To summarize my first pass suggestion would be to replace the Garm L8148 with one throw of a DPDT ice-cube relay, get another DPDT ice-cube relay to switch the call-for-heat closures in parallel, and scrounge up  a small 120VAC/24VAC transformer to supply relay coil and control current power.  Using the NC/NO from the aquastat to power the oil burner or the Garn sounds pretty slick.

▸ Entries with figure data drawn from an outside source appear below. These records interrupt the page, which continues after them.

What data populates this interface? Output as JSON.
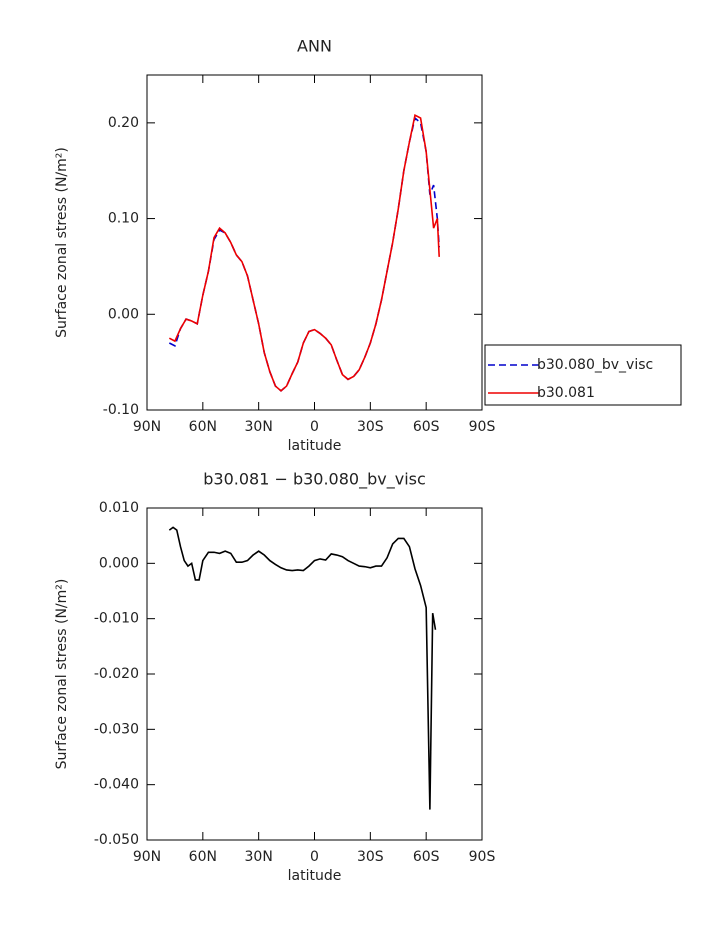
{
  "chart_data": [
    {
      "type": "line",
      "title": "ANN",
      "xlabel": "latitude",
      "ylabel": "Surface zonal stress (N/m²)",
      "xlim": [
        90,
        -90
      ],
      "ylim": [
        -0.1,
        0.25
      ],
      "xticks": [
        {
          "value": 90,
          "label": "90N"
        },
        {
          "value": 60,
          "label": "60N"
        },
        {
          "value": 30,
          "label": "30N"
        },
        0,
        {
          "value": -30,
          "label": "30S"
        },
        {
          "value": -60,
          "label": "60S"
        },
        {
          "value": -90,
          "label": "90S"
        }
      ],
      "yticks": [
        {
          "value": 0.2,
          "label": "0.20"
        },
        {
          "value": 0.1,
          "label": "0.10"
        },
        {
          "value": 0,
          "label": "0.00"
        },
        {
          "value": -0.1,
          "label": "-0.10"
        }
      ],
      "legend": "outside right",
      "x": [
        78,
        75,
        72,
        69,
        66,
        63,
        60,
        57,
        54,
        51,
        48,
        45,
        42,
        39,
        36,
        33,
        30,
        27,
        24,
        21,
        18,
        15,
        12,
        9,
        6,
        3,
        0,
        -3,
        -6,
        -9,
        -12,
        -15,
        -18,
        -21,
        -24,
        -27,
        -30,
        -33,
        -36,
        -39,
        -42,
        -45,
        -48,
        -51,
        -54,
        -57,
        -60,
        -62,
        -64,
        -66,
        -67
      ],
      "series": [
        {
          "name": "b30.080_bv_visc",
          "color": "#0000cc",
          "style": "dashed",
          "values": [
            -0.03,
            -0.033,
            -0.015,
            -0.005,
            -0.007,
            -0.01,
            0.02,
            0.045,
            0.078,
            0.088,
            0.085,
            0.075,
            0.062,
            0.055,
            0.04,
            0.015,
            -0.01,
            -0.04,
            -0.06,
            -0.075,
            -0.08,
            -0.075,
            -0.062,
            -0.05,
            -0.03,
            -0.018,
            -0.016,
            -0.02,
            -0.025,
            -0.032,
            -0.048,
            -0.063,
            -0.068,
            -0.065,
            -0.058,
            -0.045,
            -0.03,
            -0.01,
            0.015,
            0.045,
            0.075,
            0.11,
            0.15,
            0.18,
            0.205,
            0.2,
            0.17,
            0.125,
            0.135,
            0.1,
            0.07
          ]
        },
        {
          "name": "b30.081",
          "color": "#ee0000",
          "style": "solid",
          "values": [
            -0.025,
            -0.028,
            -0.015,
            -0.005,
            -0.007,
            -0.01,
            0.02,
            0.045,
            0.08,
            0.09,
            0.085,
            0.075,
            0.062,
            0.055,
            0.04,
            0.015,
            -0.01,
            -0.04,
            -0.06,
            -0.075,
            -0.08,
            -0.075,
            -0.062,
            -0.05,
            -0.03,
            -0.018,
            -0.016,
            -0.02,
            -0.025,
            -0.032,
            -0.048,
            -0.063,
            -0.068,
            -0.065,
            -0.058,
            -0.045,
            -0.03,
            -0.01,
            0.015,
            0.045,
            0.075,
            0.11,
            0.15,
            0.18,
            0.208,
            0.205,
            0.17,
            0.13,
            0.09,
            0.1,
            0.06
          ]
        }
      ]
    },
    {
      "type": "line",
      "title": "b30.081 − b30.080_bv_visc",
      "xlabel": "latitude",
      "ylabel": "Surface zonal stress (N/m²)",
      "xlim": [
        90,
        -90
      ],
      "ylim": [
        -0.05,
        0.01
      ],
      "xticks": [
        {
          "value": 90,
          "label": "90N"
        },
        {
          "value": 60,
          "label": "60N"
        },
        {
          "value": 30,
          "label": "30N"
        },
        0,
        {
          "value": -30,
          "label": "30S"
        },
        {
          "value": -60,
          "label": "60S"
        },
        {
          "value": -90,
          "label": "90S"
        }
      ],
      "yticks": [
        {
          "value": 0.01,
          "label": "0.010"
        },
        {
          "value": 0,
          "label": "0.000"
        },
        {
          "value": -0.01,
          "label": "-0.010"
        },
        {
          "value": -0.02,
          "label": "-0.020"
        },
        {
          "value": -0.03,
          "label": "-0.030"
        },
        {
          "value": -0.04,
          "label": "-0.040"
        },
        {
          "value": -0.05,
          "label": "-0.050"
        }
      ],
      "x": [
        78,
        76,
        74,
        72,
        70,
        68,
        66,
        64,
        62,
        60,
        57,
        54,
        51,
        48,
        45,
        42,
        39,
        36,
        33,
        30,
        27,
        24,
        21,
        18,
        15,
        12,
        9,
        6,
        3,
        0,
        -3,
        -6,
        -9,
        -12,
        -15,
        -18,
        -21,
        -24,
        -27,
        -30,
        -33,
        -36,
        -39,
        -42,
        -45,
        -48,
        -51,
        -54,
        -57,
        -60,
        -62,
        -63.5,
        -65
      ],
      "series": [
        {
          "color": "#000000",
          "style": "solid",
          "values": [
            0.006,
            0.0065,
            0.006,
            0.003,
            0.0005,
            -0.0005,
            0.0,
            -0.003,
            -0.003,
            0.0005,
            0.002,
            0.002,
            0.0018,
            0.0022,
            0.0018,
            0.0002,
            0.0002,
            0.0005,
            0.0015,
            0.0022,
            0.0015,
            0.0005,
            -0.0002,
            -0.0008,
            -0.0012,
            -0.0013,
            -0.0012,
            -0.0013,
            -0.0005,
            0.0005,
            0.0008,
            0.0006,
            0.0017,
            0.0015,
            0.0012,
            0.0005,
            0,
            -0.0005,
            -0.0006,
            -0.0008,
            -0.0005,
            -0.0005,
            0.001,
            0.0035,
            0.0045,
            0.0045,
            0.003,
            -0.001,
            -0.004,
            -0.008,
            -0.0445,
            -0.009,
            -0.012
          ]
        }
      ]
    }
  ]
}
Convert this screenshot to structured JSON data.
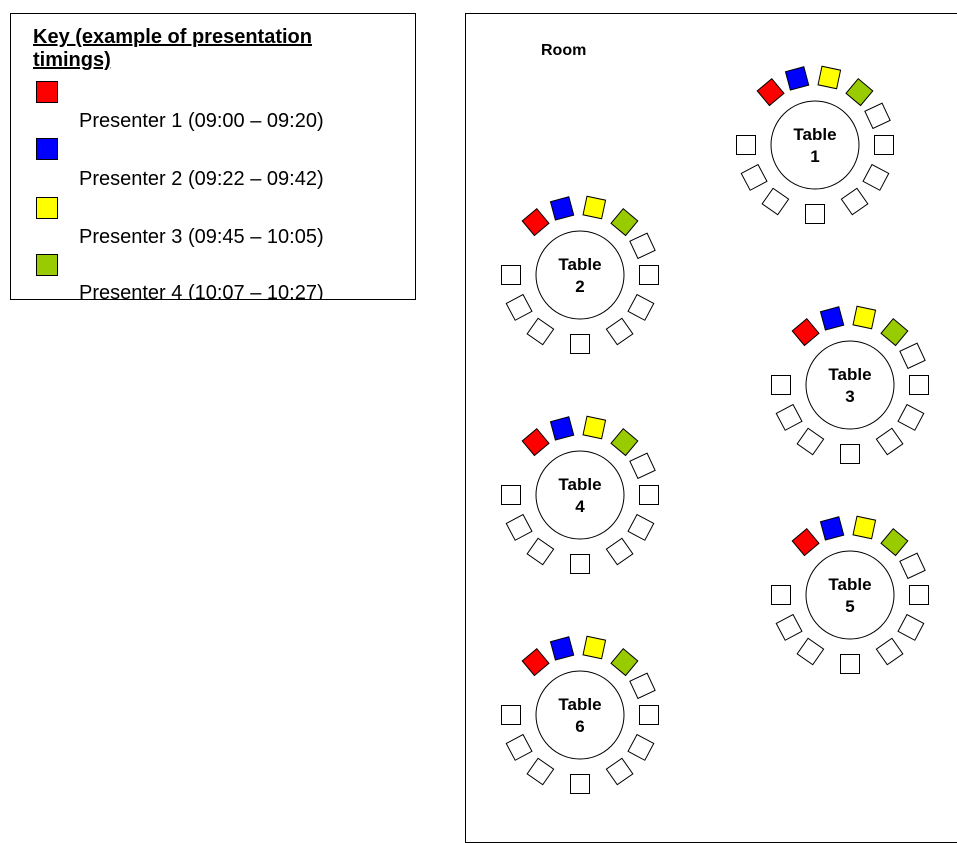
{
  "key": {
    "title": "Key (example of presentation timings)",
    "items": [
      {
        "color": "#ff0000",
        "label": "Presenter 1 (09:00 – 09:20)"
      },
      {
        "color": "#0000ff",
        "label": "Presenter 2 (09:22 – 09:42)"
      },
      {
        "color": "#ffff00",
        "label": "Presenter 3 (09:45 – 10:05)"
      },
      {
        "color": "#99cc00",
        "label": "Presenter 4 (10:07 – 10:27)"
      }
    ]
  },
  "room": {
    "label": "Room",
    "tables": [
      {
        "line1": "Table",
        "line2": "1"
      },
      {
        "line1": "Table",
        "line2": "2"
      },
      {
        "line1": "Table",
        "line2": "3"
      },
      {
        "line1": "Table",
        "line2": "4"
      },
      {
        "line1": "Table",
        "line2": "5"
      },
      {
        "line1": "Table",
        "line2": "6"
      }
    ]
  },
  "seat_colors": [
    "#ff0000",
    "#0000ff",
    "#ffff00",
    "#99cc00"
  ],
  "empty_seat_color": "#ffffff"
}
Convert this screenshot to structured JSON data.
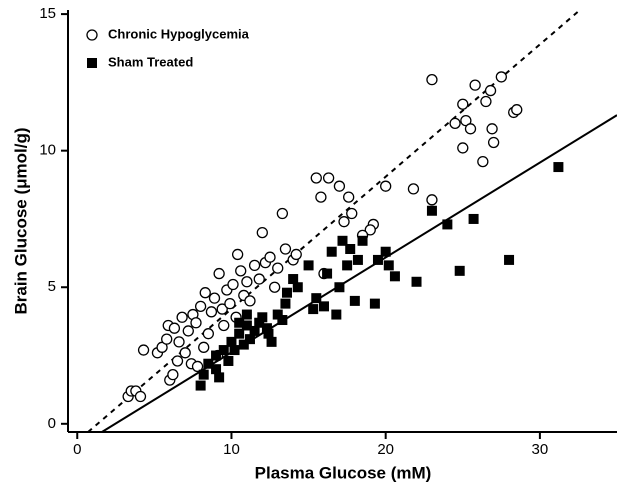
{
  "chart_data": {
    "type": "scatter",
    "x_label": "Plasma Glucose (mM)",
    "y_label": "Brain Glucose (μmol/g)",
    "xlim": [
      -0.6,
      35
    ],
    "ylim": [
      -0.3,
      15.15
    ],
    "xticks": [
      0,
      10,
      20,
      30
    ],
    "yticks": [
      0,
      5,
      10,
      15
    ],
    "legend": "upper left",
    "series": [
      {
        "name": "Chronic Hypoglycemia",
        "marker": "open-circle",
        "color": "#000000",
        "x": [
          3.3,
          3.5,
          3.8,
          4.1,
          4.3,
          5.2,
          5.5,
          5.8,
          5.9,
          6.0,
          6.2,
          6.3,
          6.5,
          6.6,
          6.8,
          7.0,
          7.2,
          7.4,
          7.5,
          7.7,
          7.8,
          8.0,
          8.2,
          8.3,
          8.5,
          8.7,
          8.9,
          9.1,
          9.2,
          9.4,
          9.5,
          9.7,
          9.9,
          10.1,
          10.3,
          10.4,
          10.6,
          10.8,
          11.0,
          11.2,
          11.5,
          11.8,
          12.0,
          12.2,
          12.5,
          12.8,
          13.0,
          13.3,
          13.5,
          14.0,
          15.5,
          15.8,
          16.3,
          17.0,
          17.3,
          17.6,
          17.8,
          19.2,
          20.0,
          21.8,
          23.0,
          23.0,
          24.5,
          25.0,
          25.2,
          25.5,
          25.8,
          26.5,
          26.3,
          26.8,
          26.9,
          27.0,
          27.5,
          28.3,
          28.5,
          25.0,
          19.0,
          18.5,
          16.0,
          14.2
        ],
        "values": [
          1.0,
          1.2,
          1.2,
          1.0,
          2.7,
          2.6,
          2.8,
          3.1,
          3.6,
          1.6,
          1.8,
          3.5,
          2.3,
          3.0,
          3.9,
          2.6,
          3.4,
          2.2,
          4.0,
          3.7,
          2.1,
          4.3,
          2.8,
          4.8,
          3.3,
          4.1,
          4.6,
          2.5,
          5.5,
          4.2,
          3.6,
          4.9,
          4.4,
          5.1,
          3.9,
          6.2,
          5.6,
          4.7,
          5.2,
          4.5,
          5.8,
          5.3,
          7.0,
          5.9,
          6.1,
          5.0,
          5.7,
          7.7,
          6.4,
          6.0,
          9.0,
          8.3,
          9.0,
          8.7,
          7.4,
          8.3,
          7.7,
          7.3,
          8.7,
          8.6,
          12.6,
          8.2,
          11.0,
          11.7,
          11.1,
          10.8,
          12.4,
          11.8,
          9.6,
          12.2,
          10.8,
          10.3,
          12.7,
          11.4,
          11.5,
          10.1,
          7.1,
          6.9,
          5.5,
          6.2
        ]
      },
      {
        "name": "Sham Treated",
        "marker": "filled-square",
        "color": "#000000",
        "x": [
          8.0,
          8.2,
          8.5,
          9.0,
          9.2,
          9.5,
          9.8,
          10.0,
          10.2,
          10.5,
          10.8,
          11.0,
          11.2,
          11.5,
          11.8,
          12.0,
          12.3,
          12.6,
          13.0,
          13.3,
          13.6,
          14.0,
          14.3,
          15.0,
          15.3,
          15.5,
          16.0,
          16.2,
          16.5,
          16.8,
          17.0,
          17.2,
          17.5,
          17.7,
          18.0,
          18.2,
          18.5,
          19.3,
          19.5,
          20.0,
          20.2,
          20.6,
          22.0,
          23.0,
          24.0,
          24.8,
          25.7,
          28.0,
          31.2,
          12.4,
          11.0,
          10.5,
          9.0,
          13.5
        ],
        "values": [
          1.4,
          1.8,
          2.2,
          2.5,
          1.7,
          2.7,
          2.3,
          3.0,
          2.7,
          3.3,
          2.9,
          3.6,
          3.1,
          3.4,
          3.7,
          3.9,
          3.5,
          3.0,
          4.0,
          3.8,
          4.8,
          5.3,
          5.0,
          5.8,
          4.2,
          4.6,
          4.3,
          5.5,
          6.3,
          4.0,
          5.0,
          6.7,
          5.8,
          6.4,
          4.5,
          6.0,
          6.7,
          4.4,
          6.0,
          6.3,
          5.8,
          5.4,
          5.2,
          7.8,
          7.3,
          5.6,
          7.5,
          6.0,
          9.4,
          3.3,
          4.0,
          3.7,
          2.0,
          4.4
        ]
      }
    ],
    "fit_lines": [
      {
        "x": [
          0.7,
          32.6
        ],
        "y": [
          -0.3,
          15.15
        ],
        "dashed": true
      },
      {
        "x": [
          1.6,
          35
        ],
        "y": [
          -0.3,
          11.3
        ],
        "dashed": false
      }
    ]
  }
}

As an alternative to ice-cube relays and building an enclosure and all that, there are some self-contained module relays that people mention here from time-to-time that might be nicer, but I can't remember what they're called. [Found it Functional Devices RIB relays.  E.g.: RIB2401D.  For one or two relays at $20 each doesn't sound bad at all compared to DIY.]


----------



## bpirger (Nov 10, 2010)

Thanks Eliot.  As I was driving to work, I had thought about using a relay to switch the T T drive "line", so then I don't have to worry about any phasing issues.  And I certainly agree the 8148 is not needed, as all I am using it for is the transformer setting up the T T terminal "turn on".  Then again, if it is already to attach to the wall and connect a couple of lines.....  But I'm sure there is something else that can do this simple function without all the frills of the 8148.

Thanks!
Bruce


----------